Macrophages are particularly prone to inflammation and oxidative stress upon exogenous stimulus. Previous investigations have shown that lauric acid (LRA) exerts anti-inflammatory and antioxidant effects, however, the molecular mechanism remains elusive. This study aims to elucidate the function and molecular mechanisms by which LRA provided a defense against inflammation and oxidative stress brought by linoleic acid (LA), both in vivo and in vitro. Feeding trial results indicated that dietary LA led to severe inflammation and impaired antioxidant capacity in head kidney of large yellow croaker. The gene and protein expressions of inflammation-related were upregulated and those of antioxidant defense were down-regulated in the LA diet group, which were reversed by glycerol monolaurate (LRA derivative). Meanwhile, in macrophages, LRA suppressed the expressions of p-ERK and p-JNK and the gene expressions of pro-inflammatory factors induced by excessive LA. G protein coupled receptor 84 (GPR84, endogenous receptor of LRA) disturbance did not alter LRA-induced ERK and JNK MAPK pathways and pro-inflammatory gene expressions decline. Besides, LRA decreased reactive oxygen species (ROS) level and increased the expressions of nuclear factor erythroid 2-related factor 2 (NRF2).
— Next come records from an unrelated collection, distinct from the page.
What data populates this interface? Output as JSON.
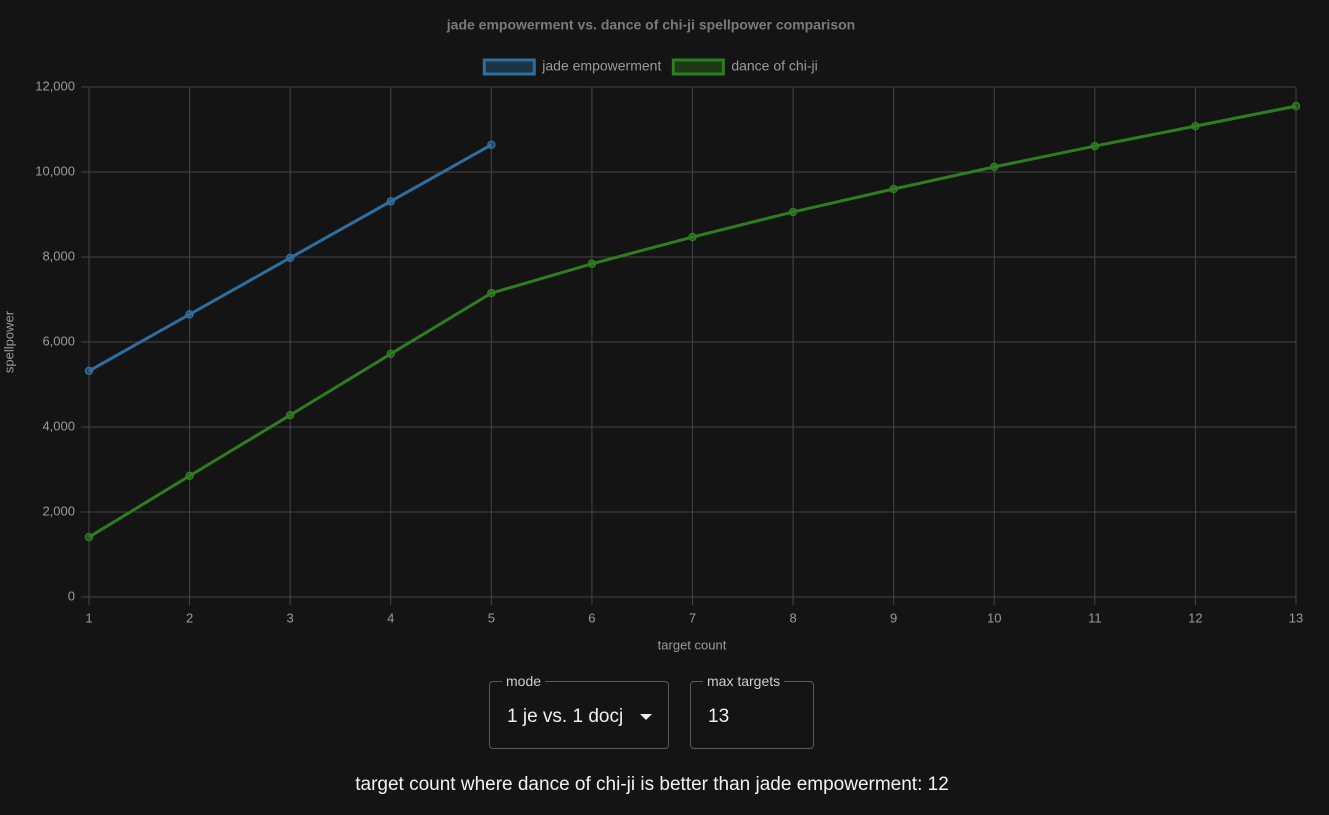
{
  "chart_data": {
    "type": "line",
    "title": "jade empowerment vs. dance of chi-ji spellpower comparison",
    "x_label": "target count",
    "y_label": "spellpower",
    "x": [
      1,
      2,
      3,
      4,
      5,
      6,
      7,
      8,
      9,
      10,
      11,
      12,
      13
    ],
    "series": [
      {
        "name": "jade empowerment",
        "color": "#2f6fa0",
        "values": [
          5320,
          6650,
          7980,
          9310,
          10640,
          null,
          null,
          null,
          null,
          null,
          null,
          null,
          null
        ]
      },
      {
        "name": "dance of chi-ji",
        "color": "#2e7d1f",
        "values": [
          1410,
          2850,
          4280,
          5720,
          7150,
          7840,
          8470,
          9060,
          9600,
          10120,
          10610,
          11080,
          11550
        ]
      }
    ],
    "xlim": [
      1,
      13
    ],
    "xticks": [
      1,
      2,
      3,
      4,
      5,
      6,
      7,
      8,
      9,
      10,
      11,
      12,
      13
    ],
    "ylim": [
      0,
      12000
    ],
    "yticks": [
      0,
      {
        "value": 2000,
        "label": "2,000"
      },
      {
        "value": 4000,
        "label": "4,000"
      },
      {
        "value": 6000,
        "label": "6,000"
      },
      {
        "value": 8000,
        "label": "8,000"
      },
      {
        "value": 10000,
        "label": "10,000"
      },
      {
        "value": 12000,
        "label": "12,000"
      }
    ],
    "grid": true,
    "legend": "top"
  },
  "controls": {
    "mode": {
      "label": "mode",
      "value": "1 je vs. 1 docj"
    },
    "max_targets": {
      "label": "max targets",
      "value": "13"
    }
  },
  "result": "target count where dance of chi-ji is better than jade empowerment: 12"
}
And blockage of NRF2 reversed the protective effect of LRA-mediated the protection against oxidative stress. Collectively, these results demonstrated that LRA attenuated LA-induced inflammation by suppressing ERK and JNK MAPK pathways and oxidative stress by activating NRF2 signaling in macrophages. These findings revealed that the function and molecular mechanisms of LRA alleviating inflammation and oxidative stress in macrophages, which provides new insights for enhancing immune cell function in vertebrates.